Back Pedalling Andrew Mitchell

Poor Andrew Mitchell. Poor, poor shouty minister man.

For those who don’t already know, Andrew Mitchell is the Conservative Chief Whip, a man of supposedly prodigious standing, who this week lost his cool when trying to leave Downing Street on his bike. At least, lost his cool is how his communications staff might like us to refer to it. Hipsters lose their cool when their hats blow off and they have to chase it down Brick Lane. Mr Mitchell on the other hand had a full blown mega meltdown and was threatened with arrest when Police Officers refused to let him cycle through the main gates at Downing Street.

Andrew Mitchell

What followed was a tirade of abuse, but extraordinarily it’s not the shouting or swearing that has caused the greatest offence but the use of the dreaded four letter word: ‘Pleb’. In Ancient Rome ‘pleb’, was simply a shortening of the Latin word ‘plebeian’, the term for a class of non-aristocratic landowners. These days, however, the term has fallen into common parlance in a pejorative sense only. In fact this unassuming four letter word has proved more offensive than several of the other four letter words Mitchell allegedly bandied about. So offensive in fact, to great swathes of the public that the whole incident now seems destined never to fade away; it’s on the TV, in the papers and on the radio. It’s got us talking. We care because the vast majority of citizens are like those policemen, working normal hours, in normal locations for an average wage (the Thick of It would call these citizens ‘Quiet Bat People’). The majority are not the ministers responsible for policy change and deciding how much money is taken for taxes and whether it goes to schools or armies. Whether you are educated or not the word “pleb”  is an insult to all of us, because it suggests that our ministers, our politicians, the people who should have all our best interests at heart have no respect for those people they deem ‘inferior’ to themselves. At a time when there is already little trust towards politicians, (you only have to watch Clegg’s apology video to see what I mean,) it is hard to believe they are really looking out for our best interests, if they will openly refer to regular citizens as “Plebs”.

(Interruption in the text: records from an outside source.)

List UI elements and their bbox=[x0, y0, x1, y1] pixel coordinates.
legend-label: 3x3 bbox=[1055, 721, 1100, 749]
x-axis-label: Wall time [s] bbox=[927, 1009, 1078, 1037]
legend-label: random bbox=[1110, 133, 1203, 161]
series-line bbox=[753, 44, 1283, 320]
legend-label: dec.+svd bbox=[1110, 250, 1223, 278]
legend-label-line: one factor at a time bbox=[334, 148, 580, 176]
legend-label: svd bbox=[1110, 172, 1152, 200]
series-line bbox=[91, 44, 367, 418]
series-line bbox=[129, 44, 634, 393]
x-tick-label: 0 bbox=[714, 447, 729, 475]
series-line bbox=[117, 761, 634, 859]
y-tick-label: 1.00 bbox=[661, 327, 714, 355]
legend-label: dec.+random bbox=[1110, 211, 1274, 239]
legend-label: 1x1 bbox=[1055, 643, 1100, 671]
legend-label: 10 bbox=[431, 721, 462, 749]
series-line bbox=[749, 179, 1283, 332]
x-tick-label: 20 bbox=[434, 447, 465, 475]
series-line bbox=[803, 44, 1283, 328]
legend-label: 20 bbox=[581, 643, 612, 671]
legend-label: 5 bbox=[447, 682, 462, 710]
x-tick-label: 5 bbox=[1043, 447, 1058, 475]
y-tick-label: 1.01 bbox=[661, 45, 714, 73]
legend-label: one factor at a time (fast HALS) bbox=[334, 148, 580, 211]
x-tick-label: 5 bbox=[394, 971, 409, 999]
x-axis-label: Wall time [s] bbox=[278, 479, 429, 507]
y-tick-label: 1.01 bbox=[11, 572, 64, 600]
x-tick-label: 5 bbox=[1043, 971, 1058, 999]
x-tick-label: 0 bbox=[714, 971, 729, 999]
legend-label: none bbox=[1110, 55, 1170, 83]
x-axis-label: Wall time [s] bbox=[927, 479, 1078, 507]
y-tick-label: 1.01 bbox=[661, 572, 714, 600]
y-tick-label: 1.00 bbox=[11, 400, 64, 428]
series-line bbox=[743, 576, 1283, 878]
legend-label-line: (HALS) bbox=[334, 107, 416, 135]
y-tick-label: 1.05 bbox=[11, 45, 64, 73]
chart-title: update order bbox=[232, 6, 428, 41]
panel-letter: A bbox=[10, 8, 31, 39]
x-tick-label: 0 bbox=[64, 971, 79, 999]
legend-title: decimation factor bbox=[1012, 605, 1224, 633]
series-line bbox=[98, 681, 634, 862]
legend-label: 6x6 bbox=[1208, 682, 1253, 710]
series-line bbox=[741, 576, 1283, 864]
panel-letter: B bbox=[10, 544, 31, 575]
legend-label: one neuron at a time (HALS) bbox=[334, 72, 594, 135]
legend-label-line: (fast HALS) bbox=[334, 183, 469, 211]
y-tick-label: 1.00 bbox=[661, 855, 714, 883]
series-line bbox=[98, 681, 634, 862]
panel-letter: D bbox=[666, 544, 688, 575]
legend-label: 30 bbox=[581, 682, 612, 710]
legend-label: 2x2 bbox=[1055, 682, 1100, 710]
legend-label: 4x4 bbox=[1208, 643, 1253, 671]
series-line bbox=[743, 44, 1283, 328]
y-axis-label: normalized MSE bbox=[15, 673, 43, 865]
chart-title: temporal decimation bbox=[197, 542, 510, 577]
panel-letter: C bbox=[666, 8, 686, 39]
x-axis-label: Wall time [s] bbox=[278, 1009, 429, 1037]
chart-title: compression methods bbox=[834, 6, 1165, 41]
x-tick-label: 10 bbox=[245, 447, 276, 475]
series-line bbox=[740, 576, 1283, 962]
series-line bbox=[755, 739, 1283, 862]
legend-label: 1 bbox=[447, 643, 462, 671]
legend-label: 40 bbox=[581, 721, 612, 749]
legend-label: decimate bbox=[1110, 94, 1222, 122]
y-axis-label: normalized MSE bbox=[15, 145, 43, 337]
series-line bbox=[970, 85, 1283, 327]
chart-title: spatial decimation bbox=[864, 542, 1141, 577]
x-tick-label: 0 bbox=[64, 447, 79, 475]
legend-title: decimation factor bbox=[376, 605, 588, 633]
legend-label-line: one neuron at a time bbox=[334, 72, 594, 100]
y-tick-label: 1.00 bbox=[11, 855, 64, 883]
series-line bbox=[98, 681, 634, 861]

Now I’m not saying that in this case the police were right, I don’t know and I wasn’t there. To be honest I struggle to understand how a situation like this could have escalated at all- big gate/little gate, ultimately the difference is futile (it was, after all, destined to become a media scandal as soon as the hacks clocked that suffix). I do, however, think that this story is relevant to all of us. There are lessons to be learnt from Mr Mitchell’s behaviour.  In this case a sense of entitlement and superiority led to a public cry of outrage and calls for dismissal, and whilst we aren’t all possibly about to face the firing line it is not unfeasible that any one of us could find ourselves in a similar position. We are all of us guilty of a different kind of social snobbery to Mr Mitchell – who hasn’t looked down on someone we perceive to be less cool, interesting or intelligent than ourselves.  It’s human nature. But then it’s also human nature not to wear clothes, and we curb that- well, most of us. For Mr Mitchell an apology may not be enough to save his career, but for the rest of us his behaviour may be the kick up the proverbial backside we need to treat each other with a little bit more respect and humility. And that, Mr Mitchell, is the kind of discipline we really need.